For July, the 12-month consumer price index — a key indicator of inflationary pressures on the economy — showed a 2.9% increase, the lowest such increase since March 2021. But for working families, that doesn’t erase the sting of year-over-year CPI increases above 7% during nearly every month of 2022.

“A lot of people are very devastated by what’s happened with inflation and all of the other things, so we’re doing this as a intellectual speech. You’re all intellectuals today,” Trump said, drawing laughs from the capacity crowd of nearly 2,050. “Today we’re doing it, and we’re doing it right now, and it’s very important.”

Trump railed on car insurance prices, which he said were up as much as 80%. That’s not quite accurate, but the 48% increase since 2021 as reported by Fox Business affects people with lower incomes more than it does the wealthy.

“We will target everything from car affordability to housing affordability to insurance costs to supply chain issues — we have the worst supply chain we’ve ever had in the history of the country — to the price of prescription drugs,” Trump continued. “I will instruct my cabinet that I expect results within the first 100 days, or much sooner than that. I would say the first seven days is fine.”

But he never said how; throughout Trump’s hour-long speech, there were more aspirational statements of desired outcomes — like lowering prescription drug prices — than there were solid policy points on how to achieve those outcomes.

news Trump visits Asheville crowd

Spectators lined Haywood Street in the hot sun before the event, waiting to get inside. Cory Vaillancourt photo

About the only topic on which Trump did offer specifics was energy costs, albeit with another misleading premise.

“We were energy independent four years ago,” he said. “Think of it.”

In the late 1950s, the United States briefly produced more energy than it consumed and exported more than it imported, according to the U.S. Energy Information Administration. The trend continued through the 1980s, when the gap began to widen substantially, peaking during the two terms of George W. Bush. The Obama years saw the gap close some, but the country still produced less energy than it consumed and imported more than it exported until 2019, when exports first topped imports in a meaningful way — a trend that has continued through all four years of the Biden administration.

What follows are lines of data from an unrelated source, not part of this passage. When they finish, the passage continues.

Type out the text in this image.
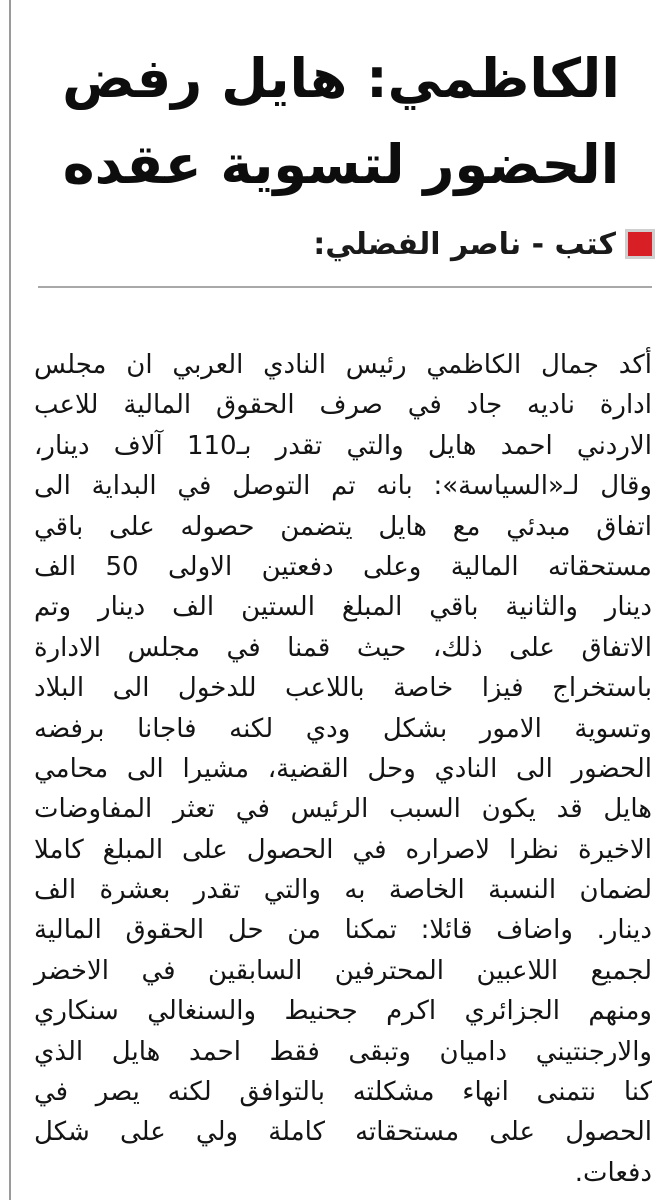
الكاظمي: هايل رفض
الحضور لتسوية عقده
كتب - ناصر الفضلي:
أكد جمال الكاظمي رئيس النادي العربي ان مجلس
ادارة ناديه جاد في صرف الحقوق المالية للاعب
الاردني احمد هايل والتي تقدر بـ110 آلاف دينار،
وقال لـ«السياسة»: بانه تم التوصل في البداية الى
اتفاق مبدئي مع هايل يتضمن حصوله على باقي
مستحقاته المالية وعلى دفعتين الاولى 50 الف
دينار والثانية باقي المبلغ الستين الف دينار وتم
الاتفاق على ذلك، حيث قمنا في مجلس الادارة
باستخراج فيزا خاصة باللاعب للدخول الى البلاد
وتسوية الامور بشكل ودي لكنه فاجانا برفضه
الحضور الى النادي وحل القضية، مشيرا الى محامي
هايل قد يكون السبب الرئيس في تعثر المفاوضات
الاخيرة نظرا لاصراره في الحصول على المبلغ كاملا
لضمان النسبة الخاصة به والتي تقدر بعشرة الف
دينار. واضاف قائلا: تمكنا من حل الحقوق المالية
لجميع اللاعبين المحترفين السابقين في الاخضر
ومنهم الجزائري اكرم جحنيط والسنغالي سنكاري
والارجنتيني داميان وتبقى فقط احمد هايل الذي
كنا نتمنى انهاء مشكلته بالتوافق لكنه يصر في
الحصول على مستحقاته كاملة ولي على شكل
دفعات.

Trump summed up his plan to end the “Biden-Harris war on a thing called American Energy” and slash energy prices by as much as 70% within 12 to 18 months by using a throwback shout-out to then-Alaska Gov. Sarah Palin’s “drill baby drill!” slogan from the 2008 campaign, during which she debated Biden on the subject.

“My administration will issue rapid approvals for new energy infrastructure, unlock new lands for drilling and achieve energy independence and energy dominance,” Trump said, noting that he would re-open drilling in the environmentally sensitive Arctic National Wildlife refuge in Alaska, something Biden ended in 2023.

“We’ll get it approved again very quick. And your prices are going to come tumbling down,” he said. “Your gasoline is going to come tumbling down in. Your heating bills and cooling bills are going to be coming down.”

Other goals of a second Trump term need little in the way of specifics because they’re relatively self-evident, even if their ultimate consequences aren’t.

Following first-term themes, Trump reiterated his desire to attack what he called a “regulatory onslaught,” called for the renewal of tax cuts skewed towards the wealthy and announced “the largest deportation operation in American history, starting at noon on Inauguration Day 2025.” Two large banners positioned on either side of Trump trumpeted new initiatives to eliminate taxes on tips and on social security.

Trump’s appearance was his second in the deep blue bastion of Asheville since 2016, following visits by Palin in 2008, Mitt Romney in 2012 and Harris in October 2020.

The crowd was noticeably smaller compared to the 7,000-seat venue he nearly filled in 2016 when he won the state by 3.66%.

Although he filled the room, by the end of the event many empty chairs were visible — likely attributable to many of the attendees standing for hours in the hot sun in a line that stretched from the Harrah’s Cherokee Center entrance down Haywood Street to Battery Park Avenue to the federal courthouse.

Trump again won North Carolina in 2020 by 1.34% in what became a losing effort to retain the presidency. The state is expected to be in play this year.